CRÓNICAS E ENTREVISTAS

 UMA LIÇÃO NAS TRAGÉDIAS - MARÇO 2017
Publicado em: 01/03/2017
PORQUE SE HÁ UMA LIÇÃO NAS TRAGÉDIAS, MESMO NAS DOS OUTROS, É A DE QUE NÃO NOS PODEMOS DAR AO LUXO DE IMAGINAR QUE ATÉ AS MELHORES HISTÓRIAS NÃO TÊM UM FIM.

Há momentos em que apetece virar as costas a tudo, tapar os ouvidos para não ouvir mais tristezas, cobrir o coração com fita isoladora, para que não entre em fibrilação à conta do sentimento de impotência perante o sofrimento dos outros. Perante as perdas dos outros. Momentos em que nos apetece fugir enquanto podemos, e sem olhar para trás, sabendo que um dia a bomba nuclear cairá mais perto, e aí não haverá plano B que nos acuda.
Mas quando damos por nós num modo de piloto automático, a acenar que sim com a cabeça perante a maior calamidade, procurando convencer-nos de que não sentir é o único estado possível, odiamo-nos, como se tivéssemos ficado robots. E toma-nos o medo de que crescer traga consigo uma indiferença fria e egocêntrica. Que o passar dos anos nos sitie por trás de muralhas que já não conseguimos deixar cair.

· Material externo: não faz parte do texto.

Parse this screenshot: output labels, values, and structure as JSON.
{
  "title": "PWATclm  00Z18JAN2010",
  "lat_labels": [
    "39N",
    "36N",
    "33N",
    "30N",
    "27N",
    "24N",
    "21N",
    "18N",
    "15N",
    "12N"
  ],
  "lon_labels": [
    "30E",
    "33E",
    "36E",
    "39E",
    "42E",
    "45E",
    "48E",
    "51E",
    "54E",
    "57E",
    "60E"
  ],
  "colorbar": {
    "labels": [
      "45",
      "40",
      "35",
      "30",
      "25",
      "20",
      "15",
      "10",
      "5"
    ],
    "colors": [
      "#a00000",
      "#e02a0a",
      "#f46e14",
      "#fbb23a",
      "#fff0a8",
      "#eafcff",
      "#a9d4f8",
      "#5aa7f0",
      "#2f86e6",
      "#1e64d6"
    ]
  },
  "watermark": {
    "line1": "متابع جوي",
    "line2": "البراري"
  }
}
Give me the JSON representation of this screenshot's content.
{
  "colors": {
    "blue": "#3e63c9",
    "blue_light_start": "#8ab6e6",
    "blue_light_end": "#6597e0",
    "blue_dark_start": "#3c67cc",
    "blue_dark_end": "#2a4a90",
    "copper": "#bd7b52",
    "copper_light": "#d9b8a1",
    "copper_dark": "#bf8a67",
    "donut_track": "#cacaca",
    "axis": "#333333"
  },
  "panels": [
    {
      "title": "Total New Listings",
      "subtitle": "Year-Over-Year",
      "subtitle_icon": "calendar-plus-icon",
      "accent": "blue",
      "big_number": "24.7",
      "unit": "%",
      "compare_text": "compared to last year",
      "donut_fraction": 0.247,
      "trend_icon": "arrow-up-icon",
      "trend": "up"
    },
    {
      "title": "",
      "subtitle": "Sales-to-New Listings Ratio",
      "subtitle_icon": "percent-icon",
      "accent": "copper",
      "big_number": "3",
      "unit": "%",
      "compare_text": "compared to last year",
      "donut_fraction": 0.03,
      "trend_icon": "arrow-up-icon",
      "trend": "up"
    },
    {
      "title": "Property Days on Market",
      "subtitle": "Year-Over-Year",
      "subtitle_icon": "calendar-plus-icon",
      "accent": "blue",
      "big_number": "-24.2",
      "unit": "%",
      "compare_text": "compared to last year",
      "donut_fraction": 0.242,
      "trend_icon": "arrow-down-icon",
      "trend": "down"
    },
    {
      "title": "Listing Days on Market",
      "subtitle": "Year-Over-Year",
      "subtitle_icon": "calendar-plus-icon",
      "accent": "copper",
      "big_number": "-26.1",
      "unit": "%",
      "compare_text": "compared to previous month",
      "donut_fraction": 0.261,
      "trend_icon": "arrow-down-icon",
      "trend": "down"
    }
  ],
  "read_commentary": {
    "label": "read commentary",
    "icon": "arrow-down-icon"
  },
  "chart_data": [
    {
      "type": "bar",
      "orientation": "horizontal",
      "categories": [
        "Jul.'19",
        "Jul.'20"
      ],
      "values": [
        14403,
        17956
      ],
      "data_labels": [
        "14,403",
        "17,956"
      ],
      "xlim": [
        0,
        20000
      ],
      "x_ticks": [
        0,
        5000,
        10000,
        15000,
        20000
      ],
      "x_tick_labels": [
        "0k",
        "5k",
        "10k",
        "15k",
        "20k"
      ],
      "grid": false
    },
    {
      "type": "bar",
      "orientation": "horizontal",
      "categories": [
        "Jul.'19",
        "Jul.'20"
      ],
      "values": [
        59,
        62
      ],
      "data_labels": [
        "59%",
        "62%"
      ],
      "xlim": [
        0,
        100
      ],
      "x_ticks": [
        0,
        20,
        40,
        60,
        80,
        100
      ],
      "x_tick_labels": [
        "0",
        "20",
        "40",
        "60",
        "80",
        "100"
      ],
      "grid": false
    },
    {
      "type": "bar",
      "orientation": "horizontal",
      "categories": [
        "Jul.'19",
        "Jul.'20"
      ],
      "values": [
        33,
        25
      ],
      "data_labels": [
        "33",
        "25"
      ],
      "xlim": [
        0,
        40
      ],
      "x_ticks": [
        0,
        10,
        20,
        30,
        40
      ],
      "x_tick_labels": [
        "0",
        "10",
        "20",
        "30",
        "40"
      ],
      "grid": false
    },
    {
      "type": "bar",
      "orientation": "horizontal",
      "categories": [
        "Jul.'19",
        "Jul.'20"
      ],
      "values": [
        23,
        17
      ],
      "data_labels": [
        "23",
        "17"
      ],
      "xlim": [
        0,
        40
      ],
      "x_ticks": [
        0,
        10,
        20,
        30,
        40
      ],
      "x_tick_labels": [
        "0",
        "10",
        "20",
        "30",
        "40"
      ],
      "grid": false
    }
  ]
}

Aí recuamos. E devagarinho percebemos que mesmo a morte, a dor mais irremediável, só por si reforça o valor da vida, e que o único antídoto para o sofrimento que nos rodeia é a gratidão. Gratidão por estarmos vivos, por ainda estarmos vivos. Gratidão pelas pessoas que partiram e continuam vivas dentro de nós, mas também por aquelas que nos importam muito e continuam vivas ao nosso lado. E que, objetivamente, estão em desvantagem – o amor tem bem mais dificuldade em resistir à vida do que à morte, em sobreviver ao desgaste do dia a dia, ao confronto direto, à falta de tempo e atenção, à desilusão das expectativas criadas.
De tudo isto fica uma sensação de urgência. Urgência de usufruir o momento, de viver mais intensamente, de aproveitar cada pessoa, cada primavera, cada ano em que vemos as folhas nascerem nas árvores, tão verde-alface que apetece trincá-las, cada fim de noite em que, juntos, vemos uma série na televisão, os segundos antes de adormecer em que estendemos a mão para quem dorme ao nosso lado e a inspiração profunda quando acordamos e ainda está ao nosso lado, cada momento em que os nossos filhos ou netos nos trepam para o colo e lá se aconchegam ou entre amigos rimos até já nem sabermos porquê. Porque se há uma lição nas tragédias, mesmo nas dos outros, é a de que não nos podemos dar ao luxo de imaginar que até as melhores histórias não têm um fim.
Mas como fazê-lo sem culpabilidade, sem remorsos por termos ainda aquilo que aqueles que tanto amamos não têm? Como é que superamos a vontade de pedir desculpa pela nossa felicidade que, tememos, quase os possa ofender ou mesmo zangar? Como se os tivéssemos abandonado, não querendo saber da sua dor – quando queremos tanto!
Talvez, só com a convicção de que se conseguirmos encontrar a alegria, trazendo-a connosco, mesmo que por vezes escondida no fundo de um bolso fundo, teremos mais para dar. De que só carregando as nossas próprias baterias, poderemos ajudar a carregar as dos demais. E uma outra, que custa pensar e mais ainda escrever, mas que não pode deixar de aqui ficar, porque provavelmente contém a chave de tudo o resto: só nos podemos dar verdadeiramente àqueles que acreditamos que nos querem ver felizes. No dia em que imaginarmos (e, às vezes, é só mesmo um truque da nossa fantasia) que, por muita justificação que tenham, nos querem roubar a vida, o ressentimento acabará por estragar tudo. Complicado? Muito mais simples dito que feito, com certeza. Mas quem disse que viver era fácil? Pergunta que só tem realmente resposta quando nos recordamos que a opção é morrer.